Khan pins the blame on shrinking production budgets and additional expenses incurred to abide by Covid-19 protocols for driving many like him out of a job.

Prior to manning his friend’s photo copy shop where he barely makes enough to provide for his family of four, the 41-year-old also applied to various call center jobs but was rejected on account of his age.

“Even banks are unwilling to give us a loan, so we can’t even think of starting a modest business,” says Khan, who shares that his circumstances have left him heavily in debt. “My father expired this year after getting a paralytic attack and just his hospitalization ran up a bill around two hundred thousand rupees ($2 715), so I had to borrow from friends and relatives to pay up.”
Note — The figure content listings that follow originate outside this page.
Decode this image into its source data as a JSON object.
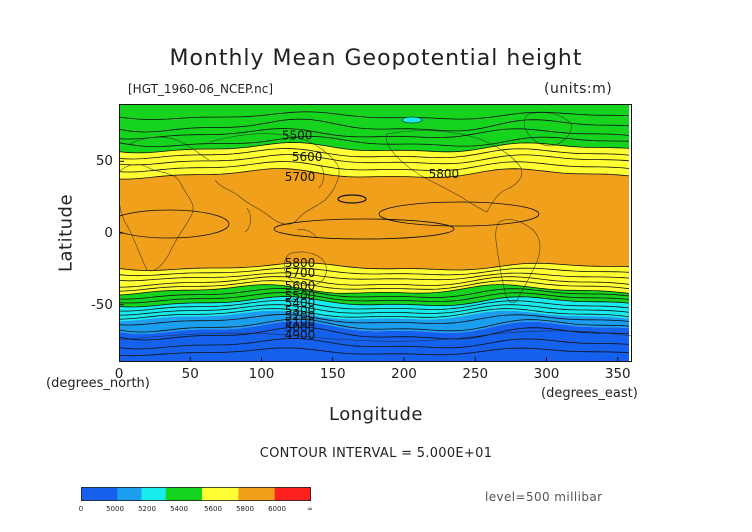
{
  "title": "Monthly Mean Geopotential height",
  "file_label": "[HGT_1960-06_NCEP.nc]",
  "units_label": "(units:m)",
  "x_axis": {
    "label": "Longitude",
    "unit_label": "(degrees_east)",
    "range": [
      0,
      360
    ],
    "ticks": [
      "0",
      "50",
      "100",
      "150",
      "200",
      "250",
      "300",
      "350"
    ]
  },
  "y_axis": {
    "label": "Latitude",
    "unit_label": "(degrees_north)",
    "range": [
      -90,
      90
    ],
    "ticks": [
      "50",
      "0",
      "-50"
    ]
  },
  "contour_interval": "CONTOUR INTERVAL = 5.000E+01",
  "level_label": "level=500 millibar",
  "contour_labels": [
    {
      "text": "5500",
      "lon": 125,
      "lat": 68
    },
    {
      "text": "5600",
      "lon": 132,
      "lat": 53
    },
    {
      "text": "5700",
      "lon": 127,
      "lat": 39
    },
    {
      "text": "5800",
      "lon": 228,
      "lat": 41
    },
    {
      "text": "5800",
      "lon": 127,
      "lat": -21
    },
    {
      "text": "5700",
      "lon": 127,
      "lat": -28
    },
    {
      "text": "5600",
      "lon": 127,
      "lat": -37
    },
    {
      "text": "5500",
      "lon": 127,
      "lat": -44
    },
    {
      "text": "5400",
      "lon": 127,
      "lat": -49
    },
    {
      "text": "5300",
      "lon": 127,
      "lat": -54
    },
    {
      "text": "5200",
      "lon": 127,
      "lat": -58
    },
    {
      "text": "5100",
      "lon": 127,
      "lat": -62
    },
    {
      "text": "5000",
      "lon": 127,
      "lat": -66
    },
    {
      "text": "4900",
      "lon": 127,
      "lat": -71
    }
  ],
  "colors": {
    "blue": "#1560ec",
    "lightblue": "#1c9eee",
    "cyan": "#19ecec",
    "green": "#16d41e",
    "yellow": "#ffff33",
    "orange": "#f0a01a",
    "red": "#ff2020"
  },
  "colorbar": {
    "labels": [
      "0",
      "5000",
      "5200",
      "5400",
      "5600",
      "5800",
      "6000",
      "∞"
    ],
    "segments": [
      "#1560ec",
      "#1560ec",
      "#1560ec",
      "#1c9eee",
      "#1c9eee",
      "#19ecec",
      "#19ecec",
      "#16d41e",
      "#16d41e",
      "#16d41e",
      "#ffff33",
      "#ffff33",
      "#ffff33",
      "#f0a01a",
      "#f0a01a",
      "#f0a01a",
      "#ff2020",
      "#ff2020",
      "#ff2020"
    ]
  }
}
Reduced to a statistic in a plunging economy, survival for some required pulling double shifts. A resident of Mira Road, a remote western suburb of Mumbai, junior artist Nadim Nasir Sheikh did just that — serving as a security guard at a defunct factory by night and a roadside vendor for women’s nightwear by day — all just to pay off his debts.

“The clothing business didn’t do well as people are hardly stepping out to shop,” says Sheikh, who has been hunting for a job ever since he had to fold up his modest venture.

Grappling with severe austerity in trying times, some even turned to those blue-collar jobs left behind by migrant workers who returned to their villages to sustain themselves during the lockdown. But since those who left cities across India for their native states are now returning to their livelihoods, even those jobs seem to be dwindling.

For instance, Mohammed Bashir, a 59-year-old junior artist who was hired by Tulip Star Hotel, (a luxury hotel located in Mumbai’s western suburbs) as a security guard was later replaced by a cheaper resource.

Junior artist Mohammed Bashir along with Bollywood actor Boman Irani. (Courtesy of Mohammed Bashir)

“I was hired at a salary of Rs 12,000 ($163) but now they’ve got someone to do the job for Rs 8000 ($109),” says Bashir, who shares that he has run out of all his savings in recent months. The Vile Parle resident who has featured in over 400 films including Pyaar To Hona Hi Tha, has little hope of being summoned back to a film set just yet.

The depth of the economic setback wreaked by the pandemic can hardly be estimated. But for those rendered jobless, seeking alternatives for sustenance while braving the risk of getting infected by the deadly virus may not be an option.

“My wife is worried that I am staying out all night during the pandemic. But if I didn’t, what would we eat?” says Khan.